2) It depends on how you re-install windows. I recently bought a Toshiba laptop which came with a win XP "restore CD". I found out that putting it in the computer and rebooting wiped all partitions on the drive without even prompting me! Be careful!

I think a proper windows installation CD will at least ask you, and I think the XP installer will even let you choose which partition you want to install into.

3) I would imagine they will tend not to affect your Ubuntu partitions (which will probably be formatted with the ext3 partition), but theoretically they can do anything they want to your machine. They will certainly be able to affect software installed on your shared partition. When it comes to viruses and other malware, assume they can do anything at all to your machine. If you get one, the only sure way to know your clean is to nuke the whole drive and start again. That might sound harsh, but it just goes to show how serious the problem is. And right now, it's almost all windows.

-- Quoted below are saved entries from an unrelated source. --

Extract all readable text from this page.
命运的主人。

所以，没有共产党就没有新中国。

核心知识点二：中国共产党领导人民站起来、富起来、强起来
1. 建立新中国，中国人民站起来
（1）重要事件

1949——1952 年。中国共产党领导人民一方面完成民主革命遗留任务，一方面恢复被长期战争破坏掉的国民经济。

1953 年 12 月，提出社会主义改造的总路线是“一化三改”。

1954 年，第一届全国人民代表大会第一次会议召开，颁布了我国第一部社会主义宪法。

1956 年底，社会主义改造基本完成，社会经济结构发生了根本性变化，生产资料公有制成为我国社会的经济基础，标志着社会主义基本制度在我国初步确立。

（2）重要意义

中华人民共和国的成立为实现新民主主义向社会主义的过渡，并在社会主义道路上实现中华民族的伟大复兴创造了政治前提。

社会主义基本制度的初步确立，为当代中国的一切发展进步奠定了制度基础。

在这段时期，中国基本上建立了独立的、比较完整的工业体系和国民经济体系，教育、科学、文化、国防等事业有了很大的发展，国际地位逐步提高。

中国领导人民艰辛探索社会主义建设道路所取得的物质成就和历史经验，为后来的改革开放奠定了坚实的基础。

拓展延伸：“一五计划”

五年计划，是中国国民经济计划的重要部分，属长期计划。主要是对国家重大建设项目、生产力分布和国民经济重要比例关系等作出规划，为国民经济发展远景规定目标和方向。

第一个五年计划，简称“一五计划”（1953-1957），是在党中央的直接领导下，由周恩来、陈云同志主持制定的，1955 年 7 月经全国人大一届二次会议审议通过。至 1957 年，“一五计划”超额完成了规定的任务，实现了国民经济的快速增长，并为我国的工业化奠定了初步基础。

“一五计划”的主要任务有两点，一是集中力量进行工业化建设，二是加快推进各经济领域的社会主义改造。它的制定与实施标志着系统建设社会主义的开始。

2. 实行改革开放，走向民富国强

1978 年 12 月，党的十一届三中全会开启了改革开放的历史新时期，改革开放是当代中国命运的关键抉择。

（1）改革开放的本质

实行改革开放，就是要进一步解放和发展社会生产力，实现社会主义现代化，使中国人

Once you're up and running with Linux, you might find you sleep easier after you nuke that windows partition. :D

haertig 11-05-2006 03:23 PM

Quote:

Originally Posted by thedi
1) Does software installed in windows have to be saved in the "windows" partition or can it too be stored in the "shared" partition?

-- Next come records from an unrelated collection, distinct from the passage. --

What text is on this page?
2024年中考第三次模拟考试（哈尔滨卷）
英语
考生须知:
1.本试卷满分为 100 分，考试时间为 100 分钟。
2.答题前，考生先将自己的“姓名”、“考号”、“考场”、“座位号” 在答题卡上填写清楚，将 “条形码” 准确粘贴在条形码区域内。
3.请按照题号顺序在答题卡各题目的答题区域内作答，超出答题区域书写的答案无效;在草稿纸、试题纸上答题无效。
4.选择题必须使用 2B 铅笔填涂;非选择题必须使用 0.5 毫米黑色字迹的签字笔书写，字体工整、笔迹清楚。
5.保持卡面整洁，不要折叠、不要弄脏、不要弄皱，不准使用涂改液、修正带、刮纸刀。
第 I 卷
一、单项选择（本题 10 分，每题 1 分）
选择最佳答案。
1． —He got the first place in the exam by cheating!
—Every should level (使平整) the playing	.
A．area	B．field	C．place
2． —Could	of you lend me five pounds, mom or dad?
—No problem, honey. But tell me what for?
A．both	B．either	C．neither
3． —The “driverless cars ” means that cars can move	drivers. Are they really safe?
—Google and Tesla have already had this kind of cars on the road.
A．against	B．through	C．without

Some Windows software does not give you a choice about where to install it. So it "has" to be installed on the OS partition (because it gives you no choice!). Other Windows software lets you choose, and the majority of it will install where you tell it, but some of it still installs on the OS partition. Other Windows software is well behaved - it asks you where you want it, and it obeys your wishes.

Quote:

2) Would I be protecting my files from the possibilty of being wiped if I had to re-install windows by having them saved to a separate partition anyway instead of the Windows one?
Yes, your data files that is. An application would most likely need to be reinstalled if Windows is reinstalled. Not necessarily because it was wiped out or not, but because if you reinstalled Windows the registry entries required by the app would be missing. Not all apps would require reinstall, but the majority probably do.

Quote:

3) Do windows-based viruses affect the windows partition only or will they affect all partitions at once (is it a virus protection to have files stored on a separate partition from windows)?
You have zero additional virus protection by putting your files on a different partition. Viruses are pretty sophisticated these days. I doubt you'll fool one by putting something on D: instead of C:. Having stuff on different partitions may make backup and recovery easier for you, but it won't prevent virus infection in the first place. This is from a Windows perspective, where all these partitions are automatically mounted read-write. Under Linux the situation may be different as you can mount things read-only, noexec, etc. However, Linux advantages of different partitions are not applicable to the Windows OS.